Now, sources say, the same Stockport branch is under investigation by the regulator after a customer complained they had deposited almost £9,000, and lost more than £2,000, without staff intervening to check he was in control of his gambling.
Part of the complaint alleges that the branch was “single-staffed”, something that high street betting firms typically try to avoid, for the safety of employees and customers.
When it came time for that sole employee to cash up, the customer alleges, single staffing meant that he had to be shut inside for security reasons leaving him literally locked in the grip of gambling.
Reviews on the employment website Glassdoor by people who said they worked for Merkur repeatedly highlight single staffing as a concern.
Merkur has confirmed it is cooperating with a Gambling Commission review of the customer’s claims but adds that a full internal inquiry found the allegations are “inconsistent with the investigation’s findings”.
Merkur says: “We take our responsibilities as a licensed operator extremely seriously, particularly in relation to planning compliance, safer gambling, and public safety.”
In Peterborough, its shops appear sufficiently well resourced to cope with the steady flow of gamblers who were still there in the small hours, including bouncers poised to snuff out any trouble.
Outside one branch, two punters are divided over whether AGCs are doing any harm.
Monica, 28, from Lithuania, says it is the “best place in the world”.

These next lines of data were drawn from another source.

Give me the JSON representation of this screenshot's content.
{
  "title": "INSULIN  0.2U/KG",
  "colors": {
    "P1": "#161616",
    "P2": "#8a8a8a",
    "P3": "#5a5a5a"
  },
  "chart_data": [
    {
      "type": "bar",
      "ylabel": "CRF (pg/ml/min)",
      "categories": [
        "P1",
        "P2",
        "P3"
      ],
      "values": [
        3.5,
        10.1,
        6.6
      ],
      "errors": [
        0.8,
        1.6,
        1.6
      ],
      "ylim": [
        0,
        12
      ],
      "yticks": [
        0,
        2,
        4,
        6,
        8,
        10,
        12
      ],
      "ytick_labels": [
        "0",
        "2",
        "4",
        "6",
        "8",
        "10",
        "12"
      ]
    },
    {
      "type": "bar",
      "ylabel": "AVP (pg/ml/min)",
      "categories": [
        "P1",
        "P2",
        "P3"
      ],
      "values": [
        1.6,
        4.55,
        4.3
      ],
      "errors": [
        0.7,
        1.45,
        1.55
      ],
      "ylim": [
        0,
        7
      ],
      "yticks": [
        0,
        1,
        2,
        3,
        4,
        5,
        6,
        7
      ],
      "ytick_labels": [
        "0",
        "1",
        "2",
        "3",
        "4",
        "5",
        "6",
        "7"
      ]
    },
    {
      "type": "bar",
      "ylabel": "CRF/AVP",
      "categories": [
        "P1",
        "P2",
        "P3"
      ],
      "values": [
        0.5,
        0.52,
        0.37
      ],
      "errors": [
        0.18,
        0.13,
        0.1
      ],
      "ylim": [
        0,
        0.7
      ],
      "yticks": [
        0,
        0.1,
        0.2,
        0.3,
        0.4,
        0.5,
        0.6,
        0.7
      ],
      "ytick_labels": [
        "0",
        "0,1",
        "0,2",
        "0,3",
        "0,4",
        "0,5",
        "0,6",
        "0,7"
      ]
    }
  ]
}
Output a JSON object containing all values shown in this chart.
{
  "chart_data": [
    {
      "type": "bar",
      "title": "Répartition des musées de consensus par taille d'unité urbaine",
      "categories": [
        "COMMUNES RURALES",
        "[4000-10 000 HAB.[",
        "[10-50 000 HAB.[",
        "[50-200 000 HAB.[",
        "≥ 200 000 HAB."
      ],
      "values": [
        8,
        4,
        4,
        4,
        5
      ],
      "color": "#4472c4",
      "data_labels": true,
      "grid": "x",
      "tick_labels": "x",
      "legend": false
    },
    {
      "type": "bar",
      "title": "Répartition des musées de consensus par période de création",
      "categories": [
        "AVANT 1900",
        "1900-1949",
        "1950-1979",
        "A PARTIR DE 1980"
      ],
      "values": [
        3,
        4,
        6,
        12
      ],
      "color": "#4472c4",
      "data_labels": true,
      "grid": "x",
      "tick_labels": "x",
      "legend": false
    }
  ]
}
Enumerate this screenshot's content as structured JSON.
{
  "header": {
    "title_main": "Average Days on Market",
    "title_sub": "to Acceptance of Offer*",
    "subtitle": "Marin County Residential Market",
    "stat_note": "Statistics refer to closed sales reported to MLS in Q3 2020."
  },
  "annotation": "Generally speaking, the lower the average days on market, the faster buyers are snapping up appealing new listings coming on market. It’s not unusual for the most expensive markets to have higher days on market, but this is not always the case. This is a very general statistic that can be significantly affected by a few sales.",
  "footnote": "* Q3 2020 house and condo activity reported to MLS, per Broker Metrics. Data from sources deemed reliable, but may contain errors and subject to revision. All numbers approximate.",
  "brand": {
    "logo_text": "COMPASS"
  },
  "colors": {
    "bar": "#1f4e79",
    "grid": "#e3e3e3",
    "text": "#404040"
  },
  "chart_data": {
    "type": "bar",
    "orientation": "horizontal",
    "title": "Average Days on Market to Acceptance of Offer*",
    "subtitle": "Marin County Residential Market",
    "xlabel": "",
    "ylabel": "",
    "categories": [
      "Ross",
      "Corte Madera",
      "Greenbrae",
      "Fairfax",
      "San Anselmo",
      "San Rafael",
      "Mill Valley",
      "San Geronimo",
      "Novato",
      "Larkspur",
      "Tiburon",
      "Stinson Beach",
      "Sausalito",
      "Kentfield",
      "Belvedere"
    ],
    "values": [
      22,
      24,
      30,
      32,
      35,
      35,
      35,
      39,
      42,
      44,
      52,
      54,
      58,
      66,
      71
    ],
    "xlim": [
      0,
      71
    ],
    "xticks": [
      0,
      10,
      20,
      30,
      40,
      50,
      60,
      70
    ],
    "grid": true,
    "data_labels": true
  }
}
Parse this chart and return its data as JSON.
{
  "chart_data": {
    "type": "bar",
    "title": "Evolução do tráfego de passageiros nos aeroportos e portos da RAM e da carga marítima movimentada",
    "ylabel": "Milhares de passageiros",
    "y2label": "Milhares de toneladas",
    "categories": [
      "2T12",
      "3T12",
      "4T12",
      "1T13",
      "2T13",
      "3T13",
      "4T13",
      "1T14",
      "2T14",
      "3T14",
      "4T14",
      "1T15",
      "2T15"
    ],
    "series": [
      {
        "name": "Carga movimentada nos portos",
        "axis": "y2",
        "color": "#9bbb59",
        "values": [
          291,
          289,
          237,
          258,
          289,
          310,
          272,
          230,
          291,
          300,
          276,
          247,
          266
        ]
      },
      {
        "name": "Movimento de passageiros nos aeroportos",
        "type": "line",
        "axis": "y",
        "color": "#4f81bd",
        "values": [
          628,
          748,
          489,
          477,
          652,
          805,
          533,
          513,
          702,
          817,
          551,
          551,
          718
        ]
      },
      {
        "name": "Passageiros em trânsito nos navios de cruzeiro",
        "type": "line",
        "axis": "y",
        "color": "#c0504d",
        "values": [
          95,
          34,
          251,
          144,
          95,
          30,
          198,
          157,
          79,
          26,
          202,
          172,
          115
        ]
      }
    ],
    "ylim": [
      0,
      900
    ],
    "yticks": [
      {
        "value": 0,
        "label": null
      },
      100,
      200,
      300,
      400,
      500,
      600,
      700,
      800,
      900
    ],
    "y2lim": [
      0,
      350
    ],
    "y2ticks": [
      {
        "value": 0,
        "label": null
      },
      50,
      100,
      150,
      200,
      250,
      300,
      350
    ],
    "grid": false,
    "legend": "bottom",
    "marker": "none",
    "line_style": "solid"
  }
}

“Everywhere else is closed,” she adds, gesturing unsteadily at the high street.
“Here you can spend your money and have a good time,” she says, although she does admit to having lost £1,300 at the Admiral Slots in the town centre, one of six gambling establishments in a stretch of nine shopfronts.
A 51-year-old man, who declines to give his name, disagrees. Merkur is the “worst” place in the world, he says, adding: “They make you lose all your money.”
Inside, another song serenades punters over the PA: “I got a feeling that tonight’s gonna be a good, good night” goes the lyric, as their credit on the machines steadily counts down to zero.